NAR President Cathy Whatley, owner of Buck & Buck Inc. in Jacksonville, Fla., questioned the use by insurers of credit scores and the CLUE (Comprehensive Loss Underwriting Exchange) database, which contains claim histories of both individuals and properties for a five-year period. Many borrowers who can qualify for mortgages are being turned down for homeowners insurance, and others are finding that phone calls to their insurance agent are recorded on their CLUE file and can jeopardize their coverage.
“The crisis in insurance is putting homeownership beyond the reach of many young families, minorities and other Americans who have yet to achieve the American Dream. Many factors are contributing to the crisis, but the use of credit scores to deny coverage raises questions about fairness and equality, despite the insurance industry’s acknowledgment that there has been no research which has proven a causal relationship between credit history and the likelihood that one will file an insurance claim,” Whatley remarked.

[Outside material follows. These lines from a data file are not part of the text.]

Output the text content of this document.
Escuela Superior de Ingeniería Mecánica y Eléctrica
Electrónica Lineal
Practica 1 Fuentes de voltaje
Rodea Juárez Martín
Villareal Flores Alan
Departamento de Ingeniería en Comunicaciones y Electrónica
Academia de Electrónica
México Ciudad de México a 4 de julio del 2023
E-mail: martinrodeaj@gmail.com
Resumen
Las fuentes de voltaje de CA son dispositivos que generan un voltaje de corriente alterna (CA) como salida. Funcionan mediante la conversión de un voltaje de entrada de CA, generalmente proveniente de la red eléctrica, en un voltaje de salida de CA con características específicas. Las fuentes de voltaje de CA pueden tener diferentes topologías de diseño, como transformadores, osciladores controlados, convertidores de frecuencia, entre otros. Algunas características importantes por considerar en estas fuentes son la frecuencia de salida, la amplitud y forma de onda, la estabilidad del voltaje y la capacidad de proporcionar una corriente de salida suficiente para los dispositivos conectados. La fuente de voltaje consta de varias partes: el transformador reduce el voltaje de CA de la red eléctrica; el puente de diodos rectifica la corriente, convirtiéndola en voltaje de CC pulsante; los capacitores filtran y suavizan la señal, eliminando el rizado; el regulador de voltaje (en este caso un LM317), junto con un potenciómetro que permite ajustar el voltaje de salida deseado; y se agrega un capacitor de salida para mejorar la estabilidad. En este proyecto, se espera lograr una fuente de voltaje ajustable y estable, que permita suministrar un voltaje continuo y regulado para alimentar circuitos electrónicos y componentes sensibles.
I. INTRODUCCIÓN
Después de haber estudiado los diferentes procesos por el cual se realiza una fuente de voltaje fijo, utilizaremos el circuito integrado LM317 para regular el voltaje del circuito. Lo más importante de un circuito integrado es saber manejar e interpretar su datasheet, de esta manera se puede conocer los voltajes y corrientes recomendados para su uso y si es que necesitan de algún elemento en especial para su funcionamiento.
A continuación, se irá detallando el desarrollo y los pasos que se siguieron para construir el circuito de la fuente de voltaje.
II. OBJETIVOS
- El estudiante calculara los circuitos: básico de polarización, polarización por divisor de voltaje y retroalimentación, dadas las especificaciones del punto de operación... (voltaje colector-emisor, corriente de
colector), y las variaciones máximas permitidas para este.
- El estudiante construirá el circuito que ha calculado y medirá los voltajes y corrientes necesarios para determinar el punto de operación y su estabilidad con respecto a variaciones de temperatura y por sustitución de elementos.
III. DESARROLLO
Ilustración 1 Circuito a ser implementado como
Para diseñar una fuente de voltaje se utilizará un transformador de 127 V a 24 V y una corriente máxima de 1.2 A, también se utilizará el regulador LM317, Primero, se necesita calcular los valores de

Whatley also raised concerns about the overall impact of the premium price increases on the real estate industry. According to the Insurance Information Institute, the average cost of homeowners insurance increased eight percent last year and is expected to rise an additional nine percent in 2003. While the average increase may seem unremarkable, many homeowners have seen their premiums soar as much as 30-70 percent.
“This sudden run up in insurance prices could place at risk the housing economy, which has been the single bright spot in the national economic picture,” she warned.
Similar problems of insurance availability and affordability have also impacted the multifamily and commercial real estate sectors. “Increases in insurance premiums for rental housing have dramatically raised expenses for providers of affordable rental housing,” Whatley noted. “These increases obviously impact the availability of affordable rental housing options.”
NAR has been investigating the insurance crisis since last fall and the association currently is considering ways to help alleviate the impact upon consumers.